De la misma manera, en lugar de llevarte ambas rodillas a la vez hacia el pecho, primero acerca una, aguanta 1 minuto, después la otra, de nuevo un minuto. Y descansa 30 segundos.

Sentado en la colchoneta, con las piernas estiradas formando un ángulo de 90 grados con tu cuerpo. Dobla una rodilla, pasa el brazo contrario (el de la pierna estirada) por la rodilla y agárrala. El otro brazo, estirado por detrás del tronco. Y gira lentamente la cadera hacia el brazo estirado. La cabeza y la mirada siempre al frente, siguiendo el movimiento que hace la cadera. Con esta rotación, estiramos toda la zona del nervio ciático y los glúteos. De nuevo, 1 minuto aguantando la posición y 30 segundos de descanso.

Haz estos ejercicios en series de cuatro.

Como ves, es sencillo estirar la zona afectada por el dolor. Recuerda siempre que si la postura te molesta, debes deshacerla y empezar de nuevo, sin forzar.

Pilates y yoga

Como ya sabrás, tanto el pilates como el yoga son prácticas muy recomendables para fortalecer la espalda. Algunos de los ejercicios que se realizan en las clases de estos dos sistemas de entrenamiento puedes hacerlos sin salir de casa.

En ambas disciplinas se pone mucho empeño en que la respiración acompañe el ejercicio. Esto es así porque respirar correctamente, inhalando y exhalando rítmicamente, ayudará a tu cuerpo y a tu mente a estar más relajados.

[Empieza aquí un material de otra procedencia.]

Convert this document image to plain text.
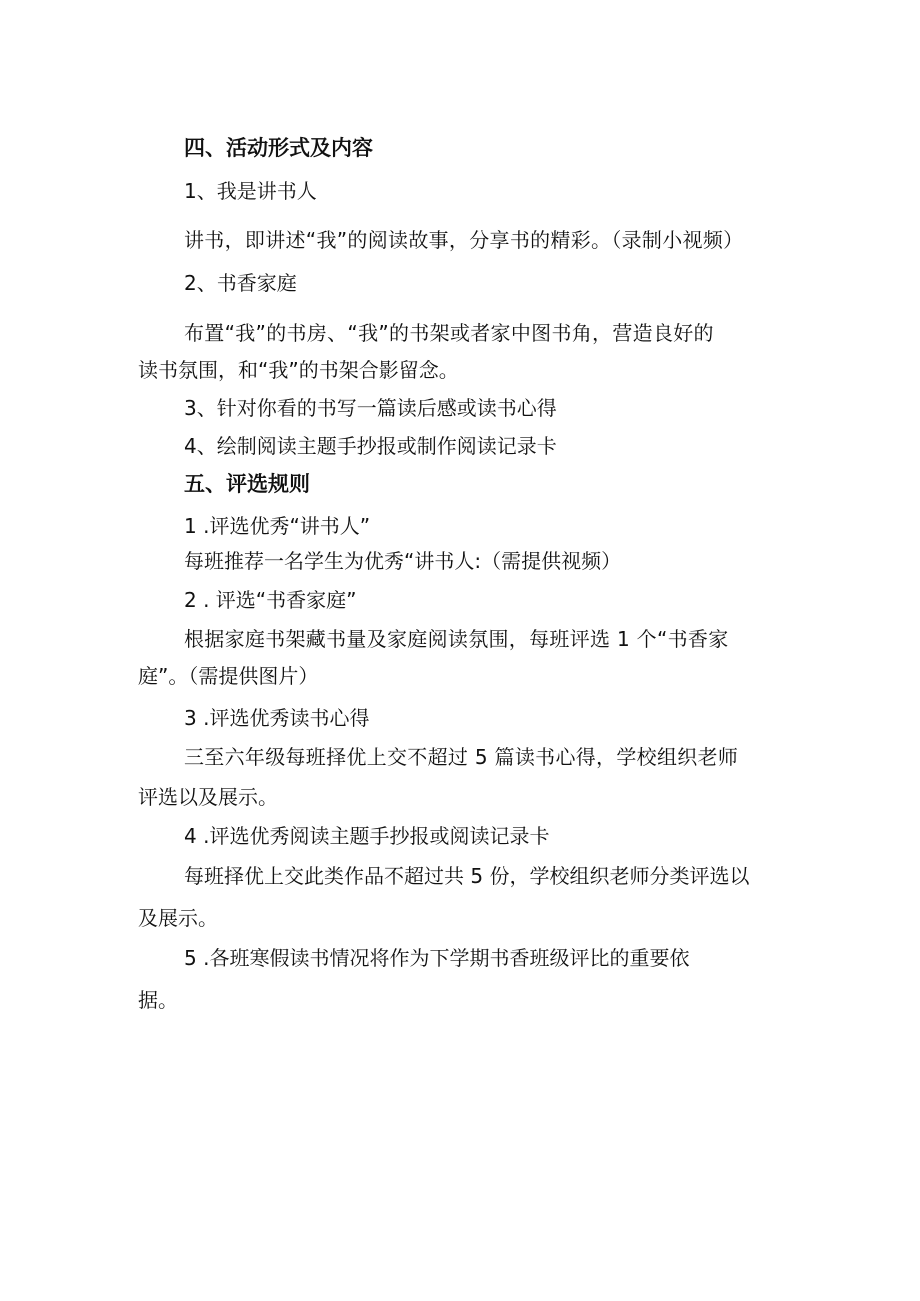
四、活动形式及内容
1、我是讲书人
讲书，即讲述“我”的阅读故事，分享书的精彩。（录制小视频）
2、书香家庭
布置“我”的书房、“我”的书架或者家中图书角，营造良好的
读书氛围，和“我”的书架合影留念。
3、针对你看的书写一篇读后感或读书心得
4、绘制阅读主题手抄报或制作阅读记录卡
五、评选规则
1 .评选优秀“讲书人”
每班推荐一名学生为优秀“讲书人:（需提供视频）
2 . 评选“书香家庭”
根据家庭书架藏书量及家庭阅读氛围，每班评选 1 个“书香家
庭”。（需提供图片）
3 .评选优秀读书心得
三至六年级每班择优上交不超过 5 篇读书心得，学校组织老师
评选以及展示。
4 .评选优秀阅读主题手抄报或阅读记录卡
每班择优上交此类作品不超过共 5 份，学校组织老师分类评选以
及展示。
5 .各班寒假读书情况将作为下学期书香班级评比的重要依
据。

Tumbado boca arriba con las piernas estiradas, levanta una pierna, con la rodilla ligeramente flexionada, y tira un poco hacia ti con las manos colocadas detrás del muslo. Este mismo ejercicio lo puedes hacer con la rodilla estirada, las manos por detrás del gemelo y el pie en horizontal. En el primer caso, estarás estirando la parte posterior del muslo; en el segundo, estirarás los músculos isquiotibiales (situados entre la pelvis y la tibia).

De pie, apoya las manos contra la pared, como si quisieras empujarla. Una pierna adelantada, un poco flexionada; la otra, más atrás, estirada, con ambas plantas del pie firmemente pegadas al suelo. Flexionas, estiras la pierna, flexionas, estiras. Mantén la postura unos 20 segundos cada vez. Vas a notar que te tiran un poco los muslos y los glúteos, además de estirar la espalda.

Sencillos, ¿no? Pues ponte en marcha ¡y empieza a sentirte mejor!